The lateral line has an irregular zigzag pattern. The head is flattened anteriorly with a terminal mouth. There are three pairs of thread-like barbels, one pair maxillary and two pairs mandibular. The dorsal fin and pectoral fins have large spines; the dorsal fin spine has a lower degree of serration than the pectoral fin spines, which is always serrated strongly on the entire length of both margins.

Based on similarities, the species fall into two groups. One group consists of A. coracoideus and A. thoracatus which have a coracoid covered by a thin layer of integument (allowing the coracoid to be seen from below) and an obliquely truncated caudal fin. The other includes A. longimanus and A. punctatus which has a thick layer of skin covering the coracoid and an emarginate or symmetrical caudal fin. A. coracoideus typically has 25 or fewer branched anal fin rays, while A. thoracatus typically has 26 or more branched anal-fin rays. A. punctatus has a body with variably sized dark spots scattered over the body and the fins, while A. longimanus does not.

Species of Auchenipterichthys are sexually dimorphic.
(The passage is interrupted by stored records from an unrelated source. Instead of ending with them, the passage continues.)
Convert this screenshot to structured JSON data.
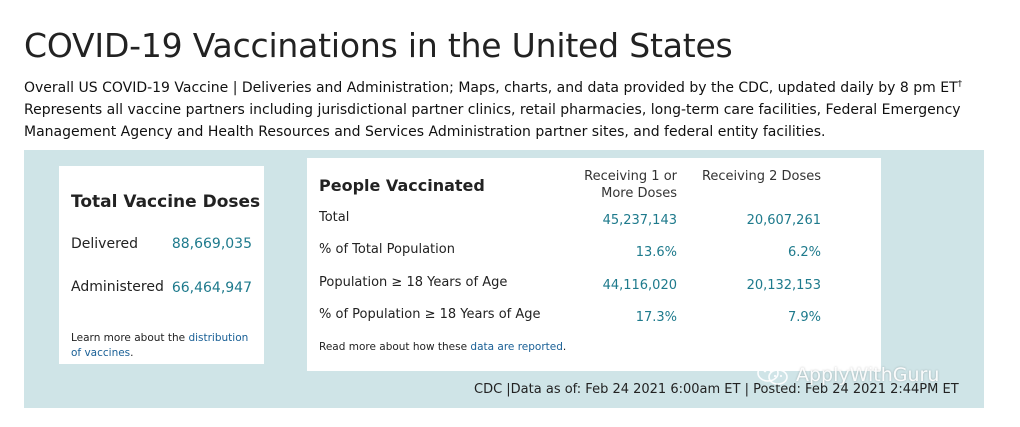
{
  "page": {
    "title": "COVID-19 Vaccinations in the United States",
    "description_line1": "Overall US COVID-19 Vaccine | Deliveries and Administration; Maps, charts, and data provided by the CDC, updated daily by 8 pm ET",
    "dagger": "†",
    "description_line2": "Represents all vaccine partners including jurisdictional partner clinics, retail pharmacies, long-term care facilities, Federal Emergency Management Agency and Health Resources and Services Administration partner sites, and federal entity facilities."
  },
  "total_doses": {
    "heading": "Total Vaccine Doses",
    "delivered_label": "Delivered",
    "delivered_value": "88,669,035",
    "administered_label": "Administered",
    "administered_value": "66,464,947",
    "learn_prefix": "Learn more about the ",
    "learn_link": "distribution of vaccines",
    "learn_suffix": "."
  },
  "people_vaccinated": {
    "heading": "People Vaccinated",
    "col1_line1": "Receiving 1 or",
    "col1_line2": "More Doses",
    "col2": "Receiving 2 Doses",
    "rows": [
      {
        "label": "Total",
        "one_dose": "45,237,143",
        "two_doses": "20,607,261"
      },
      {
        "label": "% of Total Population",
        "one_dose": "13.6%",
        "two_doses": "6.2%"
      },
      {
        "label": "Population ≥ 18 Years of Age",
        "one_dose": "44,116,020",
        "two_doses": "20,132,153"
      },
      {
        "label": "% of Population ≥ 18 Years of Age",
        "one_dose": "17.3%",
        "two_doses": "7.9%"
      }
    ],
    "read_prefix": "Read more about how these ",
    "read_link": "data are reported",
    "read_suffix": "."
  },
  "footer": {
    "text": "CDC |Data as of: Feb 24 2021 6:00am ET | Posted: Feb 24 2021 2:44PM ET"
  },
  "watermark": {
    "text": "ApplyWithGuru",
    "icon": "wechat-icon"
  },
  "colors": {
    "accent": "#1e7a8c",
    "link": "#1a6096",
    "panel_bg": "#cfe4e7"
  }
}
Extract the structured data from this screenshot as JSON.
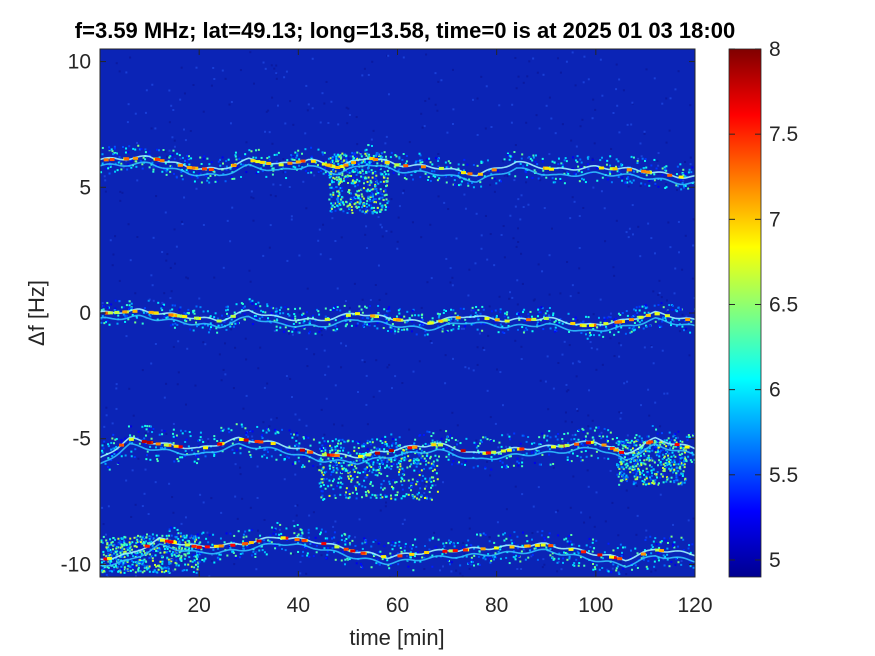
{
  "chart_data": {
    "type": "heatmap",
    "title": "f=3.59 MHz;  lat=49.13; long=13.58, time=0 is at 2025 01 03 18:00",
    "xlabel": "time [min]",
    "ylabel": "Δf [Hz]",
    "xlim": [
      0,
      120
    ],
    "ylim": [
      -10.5,
      10.5
    ],
    "x_ticks": [
      20,
      40,
      60,
      80,
      100,
      120
    ],
    "y_ticks": [
      10,
      5,
      0,
      -5,
      -10
    ],
    "x_tick_labels": [
      "20",
      "40",
      "60",
      "80",
      "100",
      "120"
    ],
    "y_tick_labels": [
      "10",
      "5",
      "0",
      "-5",
      "-10"
    ],
    "colorbar": {
      "range": [
        4.9,
        8
      ],
      "ticks": [
        5,
        5.5,
        6,
        6.5,
        7,
        7.5,
        8
      ],
      "tick_labels": [
        "5",
        "5.5",
        "6",
        "6.5",
        "7",
        "7.5",
        "8"
      ],
      "colormap": "jet"
    },
    "background_value": 4.9,
    "traces": [
      {
        "name": "",
        "base_df": 6.0,
        "strength": 0.6,
        "points": [
          [
            0,
            6.1
          ],
          [
            10,
            6.2
          ],
          [
            18,
            5.8
          ],
          [
            24,
            5.7
          ],
          [
            30,
            6.1
          ],
          [
            36,
            5.9
          ],
          [
            42,
            6.1
          ],
          [
            48,
            5.8
          ],
          [
            54,
            6.2
          ],
          [
            60,
            5.9
          ],
          [
            68,
            5.8
          ],
          [
            76,
            5.5
          ],
          [
            84,
            6.0
          ],
          [
            92,
            5.7
          ],
          [
            100,
            5.8
          ],
          [
            108,
            5.7
          ],
          [
            118,
            5.4
          ]
        ]
      },
      {
        "name": "",
        "base_df": 0.0,
        "strength": 0.5,
        "points": [
          [
            0,
            0.0
          ],
          [
            8,
            0.1
          ],
          [
            16,
            -0.1
          ],
          [
            24,
            -0.3
          ],
          [
            30,
            0.1
          ],
          [
            36,
            -0.2
          ],
          [
            44,
            -0.3
          ],
          [
            52,
            0.0
          ],
          [
            58,
            -0.2
          ],
          [
            66,
            -0.4
          ],
          [
            74,
            -0.1
          ],
          [
            82,
            -0.3
          ],
          [
            90,
            -0.2
          ],
          [
            98,
            -0.5
          ],
          [
            106,
            -0.3
          ],
          [
            112,
            0.0
          ],
          [
            120,
            -0.3
          ]
        ]
      },
      {
        "name": "",
        "base_df": -5.2,
        "strength": 0.9,
        "points": [
          [
            0,
            -5.8
          ],
          [
            6,
            -5.0
          ],
          [
            12,
            -5.2
          ],
          [
            20,
            -5.4
          ],
          [
            28,
            -5.0
          ],
          [
            36,
            -5.2
          ],
          [
            44,
            -5.6
          ],
          [
            52,
            -5.7
          ],
          [
            60,
            -5.4
          ],
          [
            68,
            -5.2
          ],
          [
            76,
            -5.6
          ],
          [
            84,
            -5.4
          ],
          [
            92,
            -5.3
          ],
          [
            100,
            -5.1
          ],
          [
            106,
            -5.6
          ],
          [
            112,
            -5.0
          ],
          [
            120,
            -5.4
          ]
        ]
      },
      {
        "name": "",
        "base_df": -9.4,
        "strength": 0.8,
        "points": [
          [
            0,
            -9.8
          ],
          [
            6,
            -9.6
          ],
          [
            12,
            -9.0
          ],
          [
            20,
            -9.3
          ],
          [
            28,
            -9.2
          ],
          [
            36,
            -8.9
          ],
          [
            44,
            -9.1
          ],
          [
            52,
            -9.5
          ],
          [
            58,
            -9.7
          ],
          [
            66,
            -9.5
          ],
          [
            74,
            -9.4
          ],
          [
            82,
            -9.3
          ],
          [
            90,
            -9.2
          ],
          [
            98,
            -9.5
          ],
          [
            106,
            -9.8
          ],
          [
            112,
            -9.4
          ],
          [
            120,
            -9.6
          ]
        ]
      }
    ],
    "spread_regions": [
      {
        "x": [
          46,
          58
        ],
        "df": [
          4.0,
          6.4
        ]
      },
      {
        "x": [
          44,
          68
        ],
        "df": [
          -7.4,
          -5.0
        ]
      },
      {
        "x": [
          104,
          118
        ],
        "df": [
          -6.8,
          -5.0
        ]
      },
      {
        "x": [
          0,
          20
        ],
        "df": [
          -10.3,
          -8.8
        ]
      }
    ]
  }
}
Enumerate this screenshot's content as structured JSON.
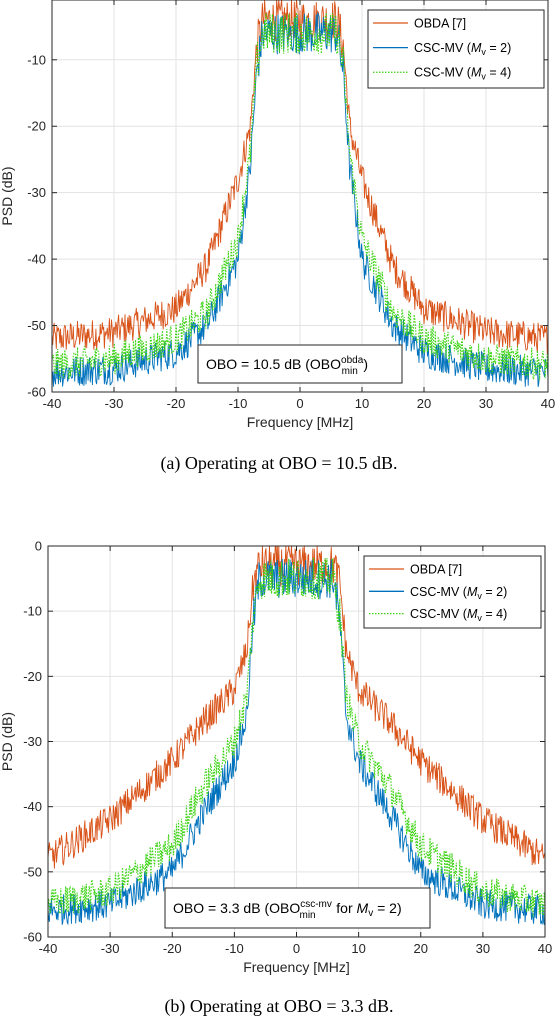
{
  "chart_data": [
    {
      "type": "line",
      "xlabel": "Frequency [MHz]",
      "ylabel": "PSD (dB)",
      "xlim": [
        -40,
        40
      ],
      "ylim": [
        -60,
        -1
      ],
      "xticks": [
        -40,
        -30,
        -20,
        -10,
        0,
        10,
        20,
        30,
        40
      ],
      "yticks": [
        -60,
        -50,
        -40,
        -30,
        -20,
        -10
      ],
      "grid": true,
      "legend_position": "top-right",
      "annotation": {
        "text": "OBO = 10.5 dB (OBO",
        "sup": "obda",
        "sub": "min",
        "tail": ")"
      },
      "caption": "(a)  Operating  at  OBO = 10.5  dB.",
      "series": [
        {
          "name": "OBDA [7]",
          "label": "OBDA [7]",
          "color": "#D95319",
          "style": "solid",
          "x": [
            -40,
            -30,
            -20,
            -15,
            -10,
            -8,
            -7,
            -6,
            0,
            6,
            7,
            8,
            10,
            15,
            20,
            30,
            40
          ],
          "y": [
            -52,
            -51,
            -47.5,
            -41,
            -28,
            -20,
            -8,
            -4,
            -4,
            -4,
            -8,
            -20,
            -28,
            -41,
            -47.5,
            -51,
            -52
          ]
        },
        {
          "name": "CSC-MV (M_v = 2)",
          "label_prefix": "CSC-MV (",
          "label_var": "M",
          "label_sub": "v",
          "label_suffix": " = 2)",
          "color": "#0072BD",
          "style": "solid",
          "x": [
            -40,
            -30,
            -20,
            -15,
            -10,
            -8,
            -7,
            -6,
            0,
            6,
            7,
            8,
            10,
            15,
            20,
            30,
            40
          ],
          "y": [
            -57,
            -56.5,
            -54,
            -50,
            -40,
            -26,
            -12,
            -6,
            -6,
            -6,
            -12,
            -26,
            -40,
            -50,
            -54,
            -56.5,
            -57
          ]
        },
        {
          "name": "CSC-MV (M_v = 4)",
          "label_prefix": "CSC-MV (",
          "label_var": "M",
          "label_sub": "v",
          "label_suffix": " = 4)",
          "color": "#39D20F",
          "style": "dotted",
          "x": [
            -40,
            -30,
            -20,
            -15,
            -10,
            -8,
            -7,
            -6,
            0,
            6,
            7,
            8,
            10,
            15,
            20,
            30,
            40
          ],
          "y": [
            -56,
            -55,
            -52,
            -48,
            -37,
            -24,
            -11,
            -6,
            -6,
            -6,
            -11,
            -24,
            -37,
            -48,
            -52,
            -55,
            -56
          ]
        }
      ]
    },
    {
      "type": "line",
      "xlabel": "Frequency [MHz]",
      "ylabel": "PSD (dB)",
      "xlim": [
        -40,
        40
      ],
      "ylim": [
        -60,
        0
      ],
      "xticks": [
        -40,
        -30,
        -20,
        -10,
        0,
        10,
        20,
        30,
        40
      ],
      "yticks": [
        -60,
        -50,
        -40,
        -30,
        -20,
        -10,
        0
      ],
      "grid": true,
      "legend_position": "top-right",
      "annotation": {
        "text": "OBO = 3.3 dB (OBO",
        "sup": "csc-mv",
        "sub": "min",
        "tail": " for ",
        "var": "M",
        "varsub": "v",
        "end": " = 2)"
      },
      "caption": "(b)  Operating  at  OBO = 3.3  dB.",
      "series": [
        {
          "name": "OBDA [7]",
          "label": "OBDA [7]",
          "color": "#D95319",
          "style": "solid",
          "x": [
            -40,
            -30,
            -20,
            -15,
            -10,
            -8,
            -7,
            -6,
            0,
            6,
            7,
            8,
            10,
            15,
            20,
            30,
            40
          ],
          "y": [
            -48,
            -42,
            -33,
            -27,
            -22,
            -16,
            -6,
            -3,
            -3,
            -3,
            -6,
            -16,
            -22,
            -27,
            -33,
            -42,
            -48
          ]
        },
        {
          "name": "CSC-MV (M_v = 2)",
          "label_prefix": "CSC-MV (",
          "label_var": "M",
          "label_sub": "v",
          "label_suffix": " = 2)",
          "color": "#0072BD",
          "style": "solid",
          "x": [
            -40,
            -30,
            -20,
            -15,
            -10,
            -8,
            -7,
            -6,
            0,
            6,
            7,
            8,
            10,
            15,
            20,
            30,
            40
          ],
          "y": [
            -56,
            -55,
            -50,
            -41,
            -33,
            -26,
            -12,
            -5,
            -5,
            -5,
            -12,
            -26,
            -33,
            -41,
            -50,
            -55,
            -56
          ]
        },
        {
          "name": "CSC-MV (M_v = 4)",
          "label_prefix": "CSC-MV (",
          "label_var": "M",
          "label_sub": "v",
          "label_suffix": " = 4)",
          "color": "#39D20F",
          "style": "dotted",
          "x": [
            -40,
            -30,
            -20,
            -15,
            -10,
            -8,
            -7,
            -6,
            0,
            6,
            7,
            8,
            10,
            15,
            20,
            30,
            40
          ],
          "y": [
            -55,
            -53,
            -46,
            -37,
            -30,
            -23,
            -11,
            -5,
            -5,
            -5,
            -11,
            -23,
            -30,
            -37,
            -46,
            -53,
            -55
          ]
        }
      ]
    }
  ]
}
Breeding males of A. coracoideus have an elongated dorsal fin spine. In A. longimanus and A. thoracatus, serrae on the end of the dorsal fin spine are proportionally longer in breeding males than in juveniles and females. Also, females have an enlarged urogenital opening. Males have their urogenital opening located at the end of a tube bound by integument to the anterior margin of the anal fin. The males use their modified anal fin as a means of internal insemination; the female can later lay the eggs in isolation.

==Ecology==
Auchenipterichthys species are insectivores. A. longimanus has been reported to feed primarily on terrestrial invertebrates. There is also evidence that A. longimanus is involved in seed dispersal. Auchenipterichthys species are also capable of producing sound.